But as with for-profit entrepreneurs, business ventures always carry risk, as audience member Henry (Hank) Goldstein, a partner in the Oram Group, in New York, noted. “You have an inalienable right to go broke,” he said. “Just because your heart is pure and your motivation sincere, doesn't mean you won't fail.”

The panel was moderated by Holly Hall, a Chronicle features editor, and sponsored by the Giving Institute and Giving USA Foundation.

Technology’s Limits

Speakers also debated the role of technology and data analysis in modern-day fund raising. Some panel members said that too many fund raisers are leaning too heavily on those tools at the expense of face time with supporters. Ideally, fund raisers should spend 70 percent of their time with potential donors, says Keith Curtis, founder of the Curtis Group, in Virginia Beach, Va.

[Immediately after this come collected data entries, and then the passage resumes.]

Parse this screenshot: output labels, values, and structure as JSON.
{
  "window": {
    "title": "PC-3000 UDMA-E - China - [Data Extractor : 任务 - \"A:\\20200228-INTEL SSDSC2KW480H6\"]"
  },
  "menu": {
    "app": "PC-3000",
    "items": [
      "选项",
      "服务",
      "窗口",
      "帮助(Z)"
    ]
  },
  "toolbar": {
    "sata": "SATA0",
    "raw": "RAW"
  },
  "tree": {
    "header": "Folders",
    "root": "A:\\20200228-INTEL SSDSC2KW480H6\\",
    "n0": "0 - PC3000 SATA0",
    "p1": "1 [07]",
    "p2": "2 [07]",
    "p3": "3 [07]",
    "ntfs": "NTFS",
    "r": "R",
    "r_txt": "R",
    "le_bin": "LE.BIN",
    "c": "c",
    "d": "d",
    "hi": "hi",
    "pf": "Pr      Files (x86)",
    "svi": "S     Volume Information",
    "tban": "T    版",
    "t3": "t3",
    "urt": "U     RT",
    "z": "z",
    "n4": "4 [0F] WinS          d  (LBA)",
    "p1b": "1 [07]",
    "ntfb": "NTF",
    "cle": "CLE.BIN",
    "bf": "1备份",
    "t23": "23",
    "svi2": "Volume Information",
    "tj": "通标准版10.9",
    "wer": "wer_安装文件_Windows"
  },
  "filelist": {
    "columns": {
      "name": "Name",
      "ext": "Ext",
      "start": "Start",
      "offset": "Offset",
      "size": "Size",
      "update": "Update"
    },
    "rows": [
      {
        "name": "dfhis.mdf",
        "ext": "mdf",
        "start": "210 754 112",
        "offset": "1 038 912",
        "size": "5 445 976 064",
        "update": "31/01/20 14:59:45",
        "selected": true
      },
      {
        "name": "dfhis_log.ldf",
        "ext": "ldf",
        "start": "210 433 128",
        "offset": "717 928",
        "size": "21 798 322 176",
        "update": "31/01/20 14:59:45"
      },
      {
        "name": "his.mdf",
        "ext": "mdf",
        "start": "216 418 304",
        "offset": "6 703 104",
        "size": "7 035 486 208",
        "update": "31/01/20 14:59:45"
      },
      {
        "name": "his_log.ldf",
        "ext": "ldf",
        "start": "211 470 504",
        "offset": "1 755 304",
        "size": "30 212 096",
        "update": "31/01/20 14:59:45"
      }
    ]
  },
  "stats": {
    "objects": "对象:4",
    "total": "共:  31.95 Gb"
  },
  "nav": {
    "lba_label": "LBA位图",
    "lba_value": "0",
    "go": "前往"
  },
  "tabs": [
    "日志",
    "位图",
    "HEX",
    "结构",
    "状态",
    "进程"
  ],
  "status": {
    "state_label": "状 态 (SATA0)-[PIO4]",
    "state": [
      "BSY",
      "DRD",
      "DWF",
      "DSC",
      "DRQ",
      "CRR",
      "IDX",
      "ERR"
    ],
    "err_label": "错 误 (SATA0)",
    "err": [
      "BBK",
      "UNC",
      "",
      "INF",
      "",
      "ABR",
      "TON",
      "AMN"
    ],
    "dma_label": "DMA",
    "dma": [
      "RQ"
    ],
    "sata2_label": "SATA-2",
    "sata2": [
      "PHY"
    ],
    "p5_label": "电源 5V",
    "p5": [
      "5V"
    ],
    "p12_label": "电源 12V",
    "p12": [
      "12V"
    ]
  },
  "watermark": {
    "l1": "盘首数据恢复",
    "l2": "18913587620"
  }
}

“If they're just sitting in their office looking at things, either they're not going to have a job, or the nonprofit isn’t going to last,” said Mr. Curtis.

While charities’ efforts to raise money from social networks like Facebook have thus far not lived up to the hype, Ms. Carlson said that nonprofit groups should still look to such outlets as a way to prove broad support for their causes to donors, many of whom are “obsessed” with the wonders of Web 2.0.

“How many of you have been in a meeting with a major donor who asked, ‘What are we going to do about Twitter? What’s our social-media strategy?” she asked.

Having a robust presence online, she said, allows charities to go back to those same donors and say, “Look, we have this online community, there are all these young people who care about this cause, we just need your money to take it to the next level.”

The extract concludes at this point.